Mi pare che su questo argomento siamo d'accordo.


----------



## Nobody (8 Aprile 2010)

Iris ha detto:


> Mi pare che su questo argomento siamo d'accordo.


 Pare anche a me.


----------



## ignavius (8 Aprile 2010)

moltimodi ha detto:


> Secondo il nostro criterio è indegna, secondo il loro no.
> *Secondo il nostro criterio è normale massacrare centinaia di migliaia di civili inermi per fottergli il petrolio, secondo il loro no*.
> Secondo il nostro criterio è normale tanta merda, secondo il loro è normale merda un po' diversa.
> Ora, mi sembra davvero fuori luogo far classifiche. Quando laggiù la gente si stuferà, cambieranno le norme etiche.
> ...


Cazzo, Ale, sei tamente acciecato dalle belle parole che non ti rendi conto di cosa stai dicendo!
I primi a far mercimonio del petrolio a discapito della popolazione dei paesi produttori sono proprio le classi dominanti in quei paesi, caste elette di pochissimi elementi mostruosamente ricchi e potenti che dominano una popolazione misera ed ignorante attraverso al povertà e l'ignoranza, il dogmatismo e la paura!!!!
Ma perchè, cazzo, con l'intelligenza che ti ritrovi, non riesci ad accettare l'assurdità delle frasi fatte! "bisognerebbe imparare dagli animali" o "ah quanto sarebbe bello vivere nella Natura" etc etc!
Porca puttana, Ale, ma possibile che solo perchè sono gli americani che sono andati (cagandosi sotto) a prendersi il petrolio, che tu devi pensare che dall'altra parte ogni merda sia accettabile?
Ma il male mio giustifica il tuo?!?!?!?!?!?!?!?
Pazzesco tutto questo, perchè a questo punto giustifichi tutto, e ricordati, che di conseguenza metti in gioco il tuo diritto a lamentartene!
Riprenditi, Ale. ricordati che essere anarchici non significa non avere padroni, bensì essere padroni e spesso necessariamente tiranni di sè stessi!


----------



## ignavius (8 Aprile 2010)

.........e intanto nessuno dei difensori della "libertà" ha ancora trovato il coraggio di rispondere su infibulazione e lapidazione. 
Troppo scomodo, vero?
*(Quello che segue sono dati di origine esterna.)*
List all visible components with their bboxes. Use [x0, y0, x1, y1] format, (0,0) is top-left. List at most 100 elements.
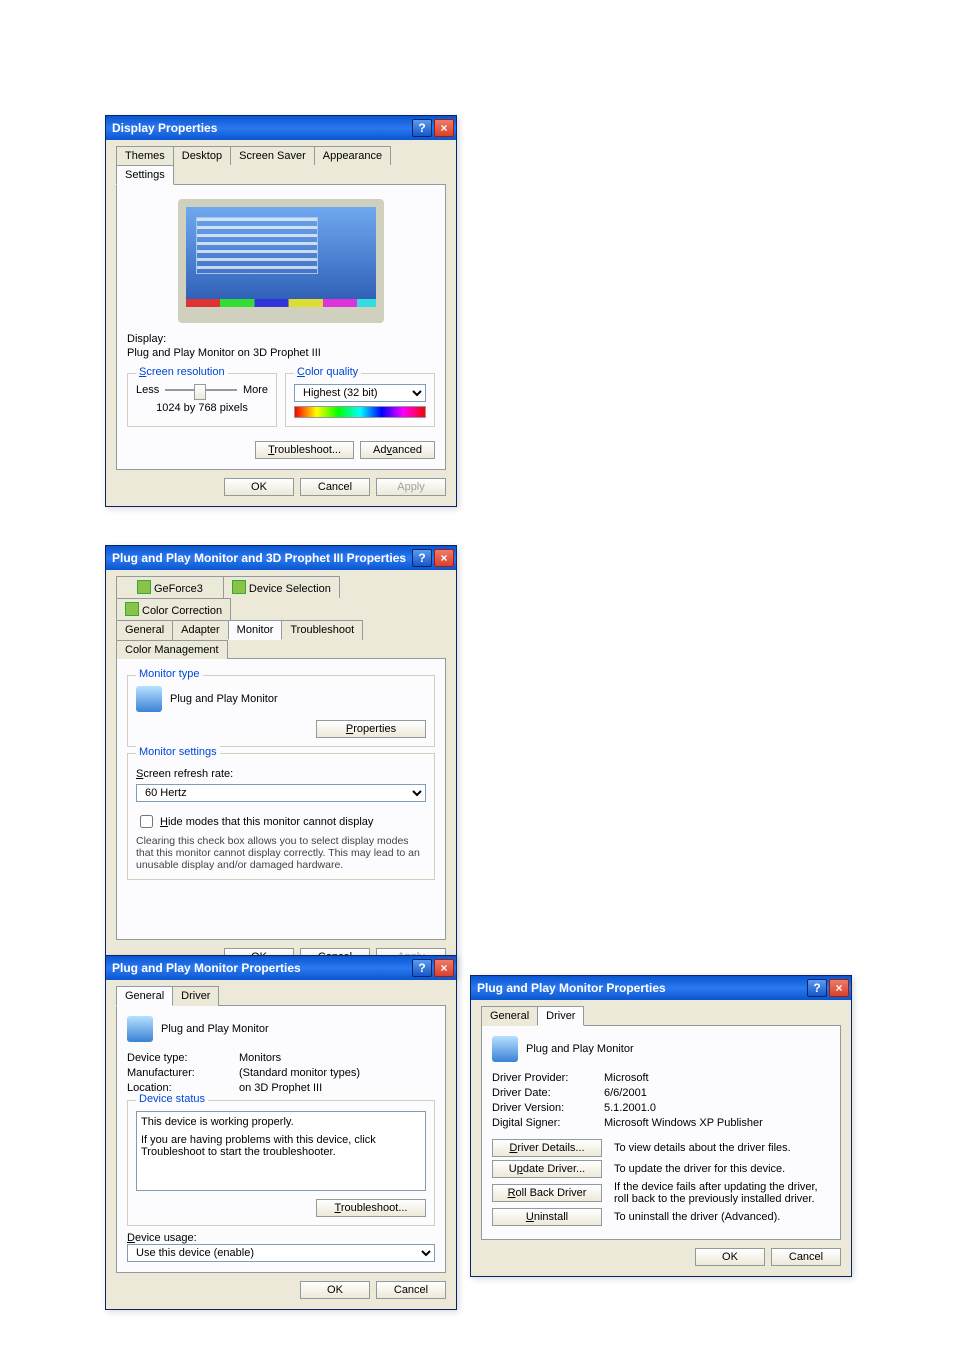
driver-details-button[interactable]: Driver Details... — [492, 1139, 602, 1157]
status-help: If you are having problems with this dev… — [141, 1134, 421, 1158]
tab-geforce3[interactable]: GeForce3 — [116, 576, 224, 598]
uninstall-button[interactable]: Uninstall — [492, 1208, 602, 1226]
tab-general[interactable]: General — [116, 620, 173, 640]
monitor-icon — [127, 1016, 153, 1042]
titlebar[interactable]: Plug and Play Monitor and 3D Prophet III… — [106, 546, 456, 570]
device-usage-select[interactable]: Use this device (enable) — [127, 1244, 435, 1262]
hide-modes-label: Hide modes that this monitor cannot disp… — [160, 816, 373, 828]
ok-button[interactable]: OK — [224, 478, 294, 496]
help-icon[interactable]: ? — [807, 979, 827, 997]
monitor-properties-driver-dialog: Plug and Play Monitor Properties ? × Gen… — [470, 975, 852, 1277]
display-value: Plug and Play Monitor on 3D Prophet III — [127, 347, 435, 359]
location-value: on 3D Prophet III — [239, 1082, 322, 1094]
refresh-rate-label: Screen refresh rate: — [136, 768, 426, 780]
rollback-driver-text: If the device fails after updating the d… — [614, 1181, 830, 1205]
rollback-driver-button[interactable]: Roll Back Driver — [492, 1184, 602, 1202]
cancel-button[interactable]: Cancel — [376, 1281, 446, 1299]
tab-appearance[interactable]: Appearance — [314, 146, 391, 165]
ok-button[interactable]: OK — [695, 1248, 765, 1266]
driver-date-label: Driver Date: — [492, 1087, 592, 1099]
tab-driver[interactable]: Driver — [537, 1006, 584, 1026]
update-driver-text: To update the driver for this device. — [614, 1163, 830, 1175]
dialog-body: General Driver Plug and Play Monitor Dev… — [106, 980, 456, 1309]
title-text: Display Properties — [112, 121, 412, 135]
update-driver-button[interactable]: Update Driver... — [492, 1160, 602, 1178]
title-text: Plug and Play Monitor Properties — [477, 981, 807, 995]
tab-themes[interactable]: Themes — [116, 146, 174, 165]
digital-signer-value: Microsoft Windows XP Publisher — [604, 1117, 763, 1129]
tab-settings[interactable]: Settings — [116, 165, 174, 185]
close-icon[interactable]: × — [434, 119, 454, 137]
monitor-preview-icon — [178, 199, 384, 323]
status-text: This device is working properly. — [141, 1116, 421, 1128]
monitor-panel: Monitor type Plug and Play Monitor Prope… — [116, 658, 446, 940]
help-icon[interactable]: ? — [412, 119, 432, 137]
resolution-slider[interactable]: Less More — [136, 384, 268, 396]
general-panel: Plug and Play Monitor Device type:Monito… — [116, 1005, 446, 1273]
titlebar[interactable]: Plug and Play Monitor Properties ? × — [106, 956, 456, 980]
nvidia-icon — [137, 580, 151, 594]
tab-driver[interactable]: Driver — [172, 986, 219, 1006]
uninstall-text: To uninstall the driver (Advanced). — [614, 1211, 830, 1223]
dialog-body: General Driver Plug and Play Monitor Dri… — [471, 1000, 851, 1276]
driver-panel: Plug and Play Monitor Driver Provider: Mi… — [481, 1025, 841, 1240]
dialog-body: Themes Desktop Screen Saver Appearance S… — [106, 140, 456, 506]
tab-color-management[interactable]: Color Management — [116, 640, 228, 659]
title-text: Plug and Play Monitor and 3D Prophet III… — [112, 551, 412, 565]
help-icon[interactable]: ? — [412, 549, 432, 567]
titlebar[interactable]: Plug and Play Monitor Properties ? × — [471, 976, 851, 1000]
titlebar[interactable]: Display Properties ? × — [106, 116, 456, 140]
color-bar-icon — [294, 406, 426, 418]
display-properties-dialog: Display Properties ? × Themes Desktop Sc… — [105, 115, 457, 507]
apply-button[interactable]: Apply — [376, 478, 446, 496]
hide-modes-checkbox[interactable] — [140, 815, 153, 828]
tabstrip: Themes Desktop Screen Saver Appearance S… — [116, 146, 446, 185]
tab-device-selection[interactable]: Device Selection — [223, 576, 340, 598]
manufacturer-label: Manufacturer: — [127, 1067, 227, 1079]
device-status-legend: Device status — [136, 1093, 208, 1105]
tab-desktop[interactable]: Desktop — [173, 146, 231, 165]
device-header: Plug and Play Monitor — [526, 1043, 634, 1055]
cancel-button[interactable]: Cancel — [771, 1248, 841, 1266]
monitor-icon — [136, 686, 162, 712]
tab-color-correction[interactable]: Color Correction — [116, 598, 231, 620]
device-type-label: Device type: — [127, 1052, 227, 1064]
help-icon[interactable]: ? — [412, 959, 432, 977]
driver-version-value: 5.1.2001.0 — [604, 1102, 656, 1114]
monitor-settings-legend: Monitor settings — [136, 746, 220, 758]
refresh-rate-select[interactable]: 60 Hertz — [136, 784, 426, 802]
display-label: Display: — [127, 333, 435, 345]
tab-general[interactable]: General — [116, 986, 173, 1006]
troubleshoot-button[interactable]: Troubleshoot... — [316, 1199, 426, 1217]
tab-general[interactable]: General — [481, 1006, 538, 1026]
settings-panel: Display: Plug and Play Monitor on 3D Pro… — [116, 184, 446, 470]
manufacturer-value: (Standard monitor types) — [239, 1067, 360, 1079]
colorquality-legend: Color quality — [294, 366, 361, 378]
close-icon[interactable]: × — [434, 959, 454, 977]
monitor-icon — [492, 1036, 518, 1062]
close-icon[interactable]: × — [829, 979, 849, 997]
provider-label: Driver Provider: — [492, 1072, 592, 1084]
tab-troubleshoot[interactable]: Troubleshoot — [281, 620, 363, 640]
status-textarea[interactable]: This device is working properly. If you … — [136, 1111, 426, 1191]
less-label: Less — [136, 384, 159, 396]
properties-button[interactable]: Properties — [316, 720, 426, 738]
monitor-properties-general-dialog: Plug and Play Monitor Properties ? × Gen… — [105, 955, 457, 1310]
tab-adapter[interactable]: Adapter — [172, 620, 229, 640]
advanced-button[interactable]: Advanced — [360, 441, 435, 459]
colorquality-select[interactable]: Highest (32 bit) — [294, 384, 426, 402]
tab-monitor[interactable]: Monitor — [228, 620, 283, 640]
monitor-name: Plug and Play Monitor — [170, 693, 278, 705]
cancel-button[interactable]: Cancel — [300, 478, 370, 496]
nvidia-icon — [232, 580, 246, 594]
driver-date-value: 6/6/2001 — [604, 1087, 647, 1099]
close-icon[interactable]: × — [434, 549, 454, 567]
tab-screensaver[interactable]: Screen Saver — [230, 146, 315, 165]
resolution-value: 1024 by 768 pixels — [136, 402, 268, 414]
device-usage-label: Device usage: — [127, 1232, 435, 1244]
device-type-value: Monitors — [239, 1052, 281, 1064]
ok-button[interactable]: OK — [300, 1281, 370, 1299]
resolution-legend: Screen resolution — [136, 366, 228, 378]
troubleshoot-button[interactable]: Troubleshoot... — [255, 441, 354, 459]
provider-value: Microsoft — [604, 1072, 649, 1084]
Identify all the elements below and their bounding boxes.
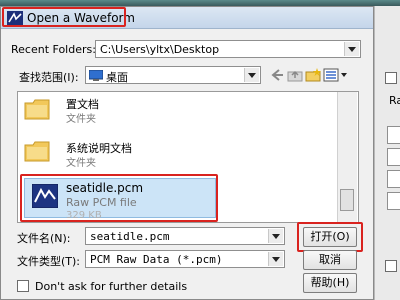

Più comode le invettive contro gli USA cattivi che..... ci hanno permesso con la loro schifosa ipocrisia (questa non gliela toglie nessuno) di riempirci il serbatoio della macchinetta, della moto, di comprarci il telefonino  e la tv lcd senza prima inginocchiarci verso la mecca.


----------



## ignavius (8 Aprile 2010)

moltimodi ha detto:


> Certo, e siamo andati in Afghanistan per togliere il burqa alle donne e portargli i nostri valori democratici... ma dai.
> Un popolo evolve i propri costumi nel tempo, non si possono imporre dall'esterno.
> Ma non preoccuparti, vedrai che se non mandiamo tutto il mondo in malora prima, tempo massimo un paio di generazioni le vedrai senza burqa, fasciate in jeans elasticizzati e pancia scoperta a votare via sms per chi mandare in nominescion nel grande fratello afghano:rotfl:


Penso che oggi come oggi siano veramente solo gli idioti che credono che il fine della guerra in Afghanistan sia stato quello dell'esportazione della democrazia.
Resta che una volta che ci siamo andati, venircene via lasciano oltre alla merda loro pure la nostra forse sarebbe stato troppo.
Non so come agiscano gli altri paesi,  ma mi pare che l'Italia stia lavorando molto per aiutare quella gente.
La speranza è che le prossime generazioni afghane (e di tutti li altri paesi del mondo) qualsiasi fesseria facciano la facciano avendo potuto scegliere LIBERAMENTE


----------



## Nobody (8 Aprile 2010)

ignavius ha detto:


> Cazzo, Ale, sei tamente acciecato dalle belle parole che non ti rendi conto di cosa stai dicendo!
> *I primi a far mercimonio del petrolio a discapito della popolazione dei paesi produttori sono proprio le classi dominanti in quei paesi, caste elette di pochissimi elementi mostruosamente ricchi e potenti che dominano una popolazione misera ed ignorante* attraverso al povertà e l'ignoranza, il dogmatismo e la paura!!!!
> Ma perchè, cazzo, con l'intelligenza che ti ritrovi, non riesci ad accettare l'assurdità delle frasi fatte! "bisognerebbe imparare dagli animali" o "ah quanto sarebbe bello vivere nella Natura" etc etc!
> Porca puttana, Ale, ma possibile che solo perchè sono gli americani che sono andati (cagandosi sotto) a prendersi il petrolio, che tu devi pensare che dall'altra parte ogni merda sia accettabile?
> ...


Guarda che stai facendo la fotografia dei nostri governanti e del nostro popolo.
E secondo te, nei paesi sottosviluppati chi tiene al potere questi avidi governanti? E per quale motivo? 
Dove avrei scritto che la merda è accettabile? Imapara a leggere, e non farti accecare da ciò che hai in testa.
Poi un consiglio... evita di salire in cattedra, catalogando i pensieri degli altri come frasi fatte. E' un atteggiamento di una presunzione tale che sfiora il ridicolo. Se decidi di confrontarti su qualunque argomento, fallo correttamente.


----------



## Nobody (8 Aprile 2010)

ignavius ha detto:


> .........e intanto nessuno dei difensori della "libertà" ha ancora trovato il coraggio di rispondere su infibulazione e lapidazione.
> Troppo scomodo, vero? Più comode le invettive contro gli USA cattivi che..... ci hanno permesso con la loro schifosa ipocrisia (questa non gliela toglie nessuno) di riempirci il serbatoio della macchinetta, della moto, di comprarci il telefonino e la tv lcd senza prima inginocchiarci verso la mecca.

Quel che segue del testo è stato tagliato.